The documents reveal that covert transceivers can be placed inside USB cables which send data back to a briefcase-sized machine. The chip can also receive information, potentially allowing malware to be installed on to the computer.

The information reportedly comes from documents leaked by whistleblower Edward Snowden. Files describe a device called Cottonmouth I which sends information through “covert channels” and appears to be a normal USB cable.
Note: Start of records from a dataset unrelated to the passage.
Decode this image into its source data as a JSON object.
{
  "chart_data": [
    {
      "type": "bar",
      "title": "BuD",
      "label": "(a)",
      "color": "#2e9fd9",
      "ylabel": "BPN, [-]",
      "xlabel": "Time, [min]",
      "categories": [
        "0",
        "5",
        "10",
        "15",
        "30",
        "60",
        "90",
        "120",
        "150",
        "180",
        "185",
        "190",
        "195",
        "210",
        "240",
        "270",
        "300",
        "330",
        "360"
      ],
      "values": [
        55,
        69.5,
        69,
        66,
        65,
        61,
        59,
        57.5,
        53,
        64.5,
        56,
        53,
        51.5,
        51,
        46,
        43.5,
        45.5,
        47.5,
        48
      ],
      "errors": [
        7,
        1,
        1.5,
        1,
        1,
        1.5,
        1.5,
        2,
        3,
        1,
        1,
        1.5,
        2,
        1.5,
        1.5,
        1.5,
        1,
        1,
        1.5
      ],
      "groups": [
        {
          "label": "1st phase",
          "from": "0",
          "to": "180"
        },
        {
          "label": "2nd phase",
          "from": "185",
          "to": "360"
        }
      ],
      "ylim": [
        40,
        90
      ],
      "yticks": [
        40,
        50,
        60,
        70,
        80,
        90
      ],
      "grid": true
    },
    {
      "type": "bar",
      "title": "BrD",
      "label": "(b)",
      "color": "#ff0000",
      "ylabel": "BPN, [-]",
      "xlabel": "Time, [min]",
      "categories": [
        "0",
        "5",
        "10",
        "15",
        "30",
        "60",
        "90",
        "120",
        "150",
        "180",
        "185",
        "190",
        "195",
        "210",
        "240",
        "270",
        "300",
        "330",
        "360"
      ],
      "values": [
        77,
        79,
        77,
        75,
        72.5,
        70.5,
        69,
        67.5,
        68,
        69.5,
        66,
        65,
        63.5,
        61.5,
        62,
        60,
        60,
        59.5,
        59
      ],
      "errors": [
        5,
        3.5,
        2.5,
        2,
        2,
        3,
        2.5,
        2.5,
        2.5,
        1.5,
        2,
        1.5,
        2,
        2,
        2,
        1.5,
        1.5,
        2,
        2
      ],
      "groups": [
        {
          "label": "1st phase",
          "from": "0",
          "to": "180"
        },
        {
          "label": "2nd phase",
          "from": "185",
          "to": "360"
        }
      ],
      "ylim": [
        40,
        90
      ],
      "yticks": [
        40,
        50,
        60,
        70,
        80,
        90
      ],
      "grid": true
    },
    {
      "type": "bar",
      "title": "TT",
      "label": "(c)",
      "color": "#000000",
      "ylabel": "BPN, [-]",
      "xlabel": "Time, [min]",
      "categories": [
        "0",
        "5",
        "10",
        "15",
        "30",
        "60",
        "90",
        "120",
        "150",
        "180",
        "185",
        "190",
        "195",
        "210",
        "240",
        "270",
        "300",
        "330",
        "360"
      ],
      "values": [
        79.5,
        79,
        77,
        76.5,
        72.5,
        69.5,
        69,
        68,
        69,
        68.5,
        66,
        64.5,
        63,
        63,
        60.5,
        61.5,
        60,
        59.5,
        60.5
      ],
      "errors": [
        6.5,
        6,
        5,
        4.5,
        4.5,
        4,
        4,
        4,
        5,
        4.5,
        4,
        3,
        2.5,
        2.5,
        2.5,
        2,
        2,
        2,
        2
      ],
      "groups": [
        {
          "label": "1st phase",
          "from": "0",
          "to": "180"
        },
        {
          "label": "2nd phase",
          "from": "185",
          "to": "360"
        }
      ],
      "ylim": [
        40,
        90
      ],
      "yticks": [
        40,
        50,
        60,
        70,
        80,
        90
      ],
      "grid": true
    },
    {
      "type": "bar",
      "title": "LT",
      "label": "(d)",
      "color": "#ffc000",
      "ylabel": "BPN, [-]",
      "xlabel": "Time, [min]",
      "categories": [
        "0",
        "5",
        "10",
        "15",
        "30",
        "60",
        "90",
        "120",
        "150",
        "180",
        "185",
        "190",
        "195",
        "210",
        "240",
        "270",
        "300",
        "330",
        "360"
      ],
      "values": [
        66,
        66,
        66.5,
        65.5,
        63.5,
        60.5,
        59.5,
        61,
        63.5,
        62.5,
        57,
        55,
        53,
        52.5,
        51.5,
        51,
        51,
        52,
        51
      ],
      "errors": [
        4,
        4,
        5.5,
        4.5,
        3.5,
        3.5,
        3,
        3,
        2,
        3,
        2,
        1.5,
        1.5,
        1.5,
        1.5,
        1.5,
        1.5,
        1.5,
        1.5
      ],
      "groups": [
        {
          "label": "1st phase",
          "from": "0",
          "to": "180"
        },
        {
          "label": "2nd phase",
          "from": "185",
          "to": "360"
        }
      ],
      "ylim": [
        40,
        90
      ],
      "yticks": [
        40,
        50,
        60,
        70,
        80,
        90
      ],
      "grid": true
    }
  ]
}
Another device is a small computer chip which can be fitted inside computers at the factory or after purchase.

The devices communicate with a briefcase-sized base station called Nightstand from a distance of up to eight miles in “ideal environmental conditions”. Other base stations can act as a relay and connect the target’s computer with other machines at NSA headquarters.

But these machines and their code names are at least five years old, according to reports, meaning that their capabilities may now be far more advanced.

According to the newspaper, documents show that “computer network exploitation” has spread as far as the Chinese and Russian military, Mexican police and drugs cartels, the European Union and targets in Saudi Arabia, Pakistan and India.

“NSA's activities are focused and specifically deployed against - and only against - valid foreign intelligence targets in response to intelligence requirements,” Vanee Vines, an agency spokeswoman, said in a statement to the Wall Street Journal.

“We do not use foreign intelligence capabilities to steal the trade secrets of foreign companies on behalf of - or give intelligence we collect to - US companies to enhance their international competitiveness or increase their bottom line.”